UNIVERSIDAD DE LEÓN

En el curso 2014-15 ofrece a los alumnos la posibilidad de estudiar todas las menciones, incluida la de “Industrias Agroalimentarias”.

La Escuela Superior y Técnica de Ingeniería Agraria (ESTIA) de la Universidad de León (ULE), se ha convertido en el único centro de Castilla y León que oferta para el curso 2014-15 las tres especialidades de la rama de Ingeniería Agraria. La nueva estructura de los estudios, que contempla dos cursos comunes a todos los grados y un tercero de “mención”, ha hecho posible recuperar “industrias Agroalimentarias”, estudios que en su día fueron retirados de la oferta formativa en el Campus de Ponferrada por una decisión del Consejo de Universidades de Castilla y León.

El Director de la ESTIA, Javier López Díaz, se ha mostrado muy satisfecho por el nuevo diseño de la titulación. “En el sistema que se implanta en el curso 2014-15, -explica-, los alumnos van a poder elegir en el tercer año de sus estudios una mención que les va a permitir especializarse en aquello que mejor se adapte a su perfil o preferencias”.

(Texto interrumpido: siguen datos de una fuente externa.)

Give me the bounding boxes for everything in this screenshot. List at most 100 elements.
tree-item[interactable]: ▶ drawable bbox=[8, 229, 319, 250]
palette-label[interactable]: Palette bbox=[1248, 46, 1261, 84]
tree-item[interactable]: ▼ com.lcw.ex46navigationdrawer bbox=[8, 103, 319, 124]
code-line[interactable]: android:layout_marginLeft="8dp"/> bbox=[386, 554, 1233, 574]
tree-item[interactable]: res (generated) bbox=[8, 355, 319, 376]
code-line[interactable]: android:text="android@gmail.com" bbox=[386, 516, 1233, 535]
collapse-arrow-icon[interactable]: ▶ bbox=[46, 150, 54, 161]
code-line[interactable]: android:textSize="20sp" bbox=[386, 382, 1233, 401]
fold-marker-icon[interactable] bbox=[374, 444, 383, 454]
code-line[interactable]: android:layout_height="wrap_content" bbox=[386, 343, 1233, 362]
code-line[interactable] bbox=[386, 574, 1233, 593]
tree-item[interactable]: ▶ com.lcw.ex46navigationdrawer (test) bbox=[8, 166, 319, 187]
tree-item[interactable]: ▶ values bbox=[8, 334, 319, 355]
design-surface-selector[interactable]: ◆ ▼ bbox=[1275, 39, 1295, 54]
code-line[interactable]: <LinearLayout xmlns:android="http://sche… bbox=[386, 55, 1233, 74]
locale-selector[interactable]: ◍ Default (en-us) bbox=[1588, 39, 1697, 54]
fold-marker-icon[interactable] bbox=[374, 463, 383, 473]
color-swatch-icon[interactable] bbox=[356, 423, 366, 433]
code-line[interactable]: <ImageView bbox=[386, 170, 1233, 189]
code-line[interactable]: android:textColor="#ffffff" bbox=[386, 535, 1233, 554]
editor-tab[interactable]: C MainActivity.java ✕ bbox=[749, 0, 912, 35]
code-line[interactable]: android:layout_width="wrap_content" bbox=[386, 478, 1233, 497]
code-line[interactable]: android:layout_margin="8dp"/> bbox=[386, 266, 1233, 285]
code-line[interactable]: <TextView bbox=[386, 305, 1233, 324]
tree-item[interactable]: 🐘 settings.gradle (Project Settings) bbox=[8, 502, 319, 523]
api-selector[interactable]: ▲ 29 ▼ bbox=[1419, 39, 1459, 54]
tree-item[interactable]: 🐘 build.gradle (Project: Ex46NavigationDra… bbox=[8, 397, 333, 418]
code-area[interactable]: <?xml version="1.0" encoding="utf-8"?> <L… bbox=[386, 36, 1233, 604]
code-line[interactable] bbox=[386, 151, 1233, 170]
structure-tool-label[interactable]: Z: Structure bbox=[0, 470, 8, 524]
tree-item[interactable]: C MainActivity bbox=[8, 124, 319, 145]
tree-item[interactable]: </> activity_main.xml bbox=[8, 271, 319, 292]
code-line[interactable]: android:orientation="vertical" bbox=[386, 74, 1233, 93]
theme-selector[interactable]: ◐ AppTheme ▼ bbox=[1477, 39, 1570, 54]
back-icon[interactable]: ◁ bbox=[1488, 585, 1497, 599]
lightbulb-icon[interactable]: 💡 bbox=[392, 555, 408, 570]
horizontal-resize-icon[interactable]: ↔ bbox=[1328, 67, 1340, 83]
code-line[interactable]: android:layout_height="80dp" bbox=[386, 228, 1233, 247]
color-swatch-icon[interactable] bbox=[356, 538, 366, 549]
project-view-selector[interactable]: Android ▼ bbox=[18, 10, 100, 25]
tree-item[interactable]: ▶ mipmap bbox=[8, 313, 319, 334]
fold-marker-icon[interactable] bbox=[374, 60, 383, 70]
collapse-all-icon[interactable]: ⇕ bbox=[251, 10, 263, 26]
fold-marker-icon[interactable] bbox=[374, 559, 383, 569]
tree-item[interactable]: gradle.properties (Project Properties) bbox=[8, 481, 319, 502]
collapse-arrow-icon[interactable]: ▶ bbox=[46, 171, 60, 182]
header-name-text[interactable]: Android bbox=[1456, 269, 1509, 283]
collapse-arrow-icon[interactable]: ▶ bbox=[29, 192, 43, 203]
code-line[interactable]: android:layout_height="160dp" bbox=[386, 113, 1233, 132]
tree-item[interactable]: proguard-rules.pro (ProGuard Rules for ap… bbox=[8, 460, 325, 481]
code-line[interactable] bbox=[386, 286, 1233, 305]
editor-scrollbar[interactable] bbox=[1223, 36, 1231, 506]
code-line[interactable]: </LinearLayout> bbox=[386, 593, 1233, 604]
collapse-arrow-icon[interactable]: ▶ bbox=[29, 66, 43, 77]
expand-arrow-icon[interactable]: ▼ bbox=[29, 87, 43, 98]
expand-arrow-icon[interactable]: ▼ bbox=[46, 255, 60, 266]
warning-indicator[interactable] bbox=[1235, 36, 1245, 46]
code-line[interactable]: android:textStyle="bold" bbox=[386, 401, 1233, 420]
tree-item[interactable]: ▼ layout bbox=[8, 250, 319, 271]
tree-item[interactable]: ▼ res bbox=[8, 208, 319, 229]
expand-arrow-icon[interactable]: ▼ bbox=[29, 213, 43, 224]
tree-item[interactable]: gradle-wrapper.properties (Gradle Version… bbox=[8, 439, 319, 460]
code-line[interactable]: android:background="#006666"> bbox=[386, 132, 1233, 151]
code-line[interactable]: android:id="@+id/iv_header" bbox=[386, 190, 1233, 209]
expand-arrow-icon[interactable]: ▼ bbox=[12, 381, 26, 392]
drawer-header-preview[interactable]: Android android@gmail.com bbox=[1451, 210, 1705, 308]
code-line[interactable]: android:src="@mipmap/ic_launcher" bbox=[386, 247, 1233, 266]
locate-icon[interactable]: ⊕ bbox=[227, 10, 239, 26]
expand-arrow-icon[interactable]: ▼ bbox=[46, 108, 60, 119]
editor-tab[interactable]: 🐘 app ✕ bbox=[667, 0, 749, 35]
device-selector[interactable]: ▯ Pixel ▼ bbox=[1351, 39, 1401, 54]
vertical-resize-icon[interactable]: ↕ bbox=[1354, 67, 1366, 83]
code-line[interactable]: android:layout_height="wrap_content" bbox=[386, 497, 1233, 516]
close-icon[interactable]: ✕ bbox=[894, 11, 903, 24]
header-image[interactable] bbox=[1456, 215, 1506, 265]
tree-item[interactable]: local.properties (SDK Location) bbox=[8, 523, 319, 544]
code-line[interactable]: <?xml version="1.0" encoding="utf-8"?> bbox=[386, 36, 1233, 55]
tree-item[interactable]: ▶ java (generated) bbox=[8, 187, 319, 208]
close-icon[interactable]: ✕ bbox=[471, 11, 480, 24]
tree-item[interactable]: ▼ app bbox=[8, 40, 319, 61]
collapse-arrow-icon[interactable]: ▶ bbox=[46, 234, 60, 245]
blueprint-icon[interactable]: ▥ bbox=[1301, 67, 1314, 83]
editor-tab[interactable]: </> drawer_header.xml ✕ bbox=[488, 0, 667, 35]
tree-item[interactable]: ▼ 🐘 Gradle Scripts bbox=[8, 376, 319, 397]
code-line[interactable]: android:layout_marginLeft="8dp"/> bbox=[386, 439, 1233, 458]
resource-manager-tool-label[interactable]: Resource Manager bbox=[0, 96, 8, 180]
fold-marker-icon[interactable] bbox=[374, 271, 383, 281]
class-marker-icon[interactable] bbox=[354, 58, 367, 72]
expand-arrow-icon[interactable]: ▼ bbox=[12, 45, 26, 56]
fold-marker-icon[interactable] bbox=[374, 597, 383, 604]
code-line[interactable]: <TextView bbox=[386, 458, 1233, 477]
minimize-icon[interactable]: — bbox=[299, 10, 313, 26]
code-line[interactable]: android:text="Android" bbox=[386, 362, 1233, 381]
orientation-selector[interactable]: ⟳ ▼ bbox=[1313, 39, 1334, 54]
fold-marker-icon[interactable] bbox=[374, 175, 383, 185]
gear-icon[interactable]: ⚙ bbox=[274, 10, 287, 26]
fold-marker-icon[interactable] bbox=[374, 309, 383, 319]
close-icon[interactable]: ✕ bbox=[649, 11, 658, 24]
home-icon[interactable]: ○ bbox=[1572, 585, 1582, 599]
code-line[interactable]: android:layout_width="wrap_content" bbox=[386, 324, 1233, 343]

Con la nueva estructura, las tres menciones que oferta el Grado en Ingeniería Agraria abarcan la totalidad del espectro formativo de esta rama de conocimiento, con todas las atribuciones profesionales ligadas a estos títulos. De esta manera, con la mención en “Ingeniería Rural”, el estudiante se especializa en producción agraria y sus medios (mecanización, construcción e instalaciones); con “Ingeniería Agroambiental” se adquieren competencias en el ámbito de la ingeniería ambiental en el medio rural, los espacios verdes y la jardinería; finalmente, con la especialidad de “Industrias Agroalimentarias”, que se ha incorporado a la oferta formativa para el nuevo curso, los futuros titulados serán capaces de diseñar y gestionar cualquier industria de producción de alimentos.

En palabras de Javier López, “con la nueva y más completa oferta de títulos que la ESTIA pone al alcance de los alumnos, confiamos en contribuir al desarrollo de un sector económico esencial en nuestra provincia y comunidad, que representa el 30% del peso del sector industrial”. Se trata además de un sector que, de acuerdo con sus explicaciones, “en el periodo 2001-2012, no solo ha sido capaz de soportar los envites propios de la crisis económica, sino que ha incrementado la creación de puestos de trabajo en un 21%”.

Desde la Escuela de Ingeniería Agraria de la ULE se apuesta decididamente por la realización de prácticas externas de carácter curricular en el último curso del grado, en empresas relacionadas con cada especialización, y extracurriculares una vez que se hayan superado la mitad de los créditos. Este sistema ha sido muy bien acogido, con más de 300 acuerdos de prácticas en los cuatro últimos años, y permite mantener excelentes relaciones con las empresas del sector, que facilitan también la inserción laboral de los titulados. “El éxito de este modelo, concluye Javier López, se puede observar al ver que muchas de las empresas que acogen hoy las prácticas de nuestros estudiantes, están gestionadas por antiguos alumnos de nuestro centro”.